Individual modelers can take the open GEM system and run it on their own desktop or laptop computers. These individuals can either connect online to the open GEM architecture or they can process it with their own data sets and use it to refine their own models.
Work on GEM began 18 months ago. The first public code release is due Jan. 1, 2011. By early next year, McKenty hopes that GEM will begin offering services in its modeling facilities. In March, he hopes to provide socio economic impact tools. He is optimistic about the program’s goals because of its ability to pull in contributors from other projects to include them into the platform.

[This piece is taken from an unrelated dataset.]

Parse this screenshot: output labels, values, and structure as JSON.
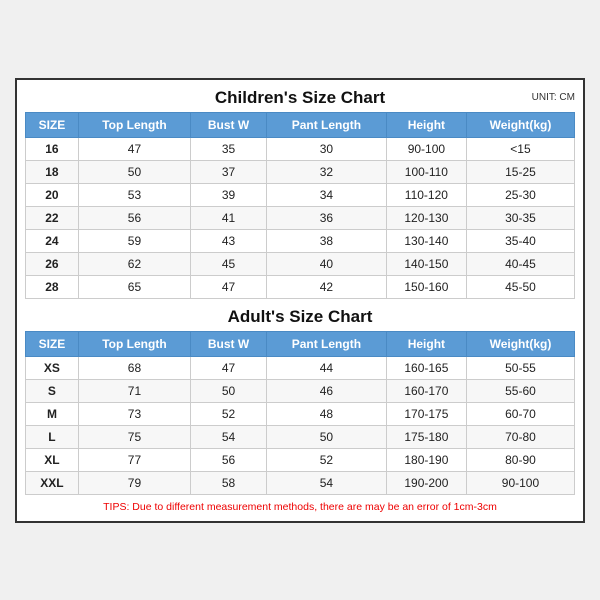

Observing that GEM this is the most complex piece of scientific software that he has worked on, McKenty said that there is probably no comparable program that is trying to build a platform at this scale. The closest model is Google Maps, but he said that this is not close enough because Google only has a geospatial imaging component, whereas GEM collects a variety of other data and runs the information through complex levels of computation to produce layered, specific area maps.
“It’s a tremendous piece of software to build,” he said.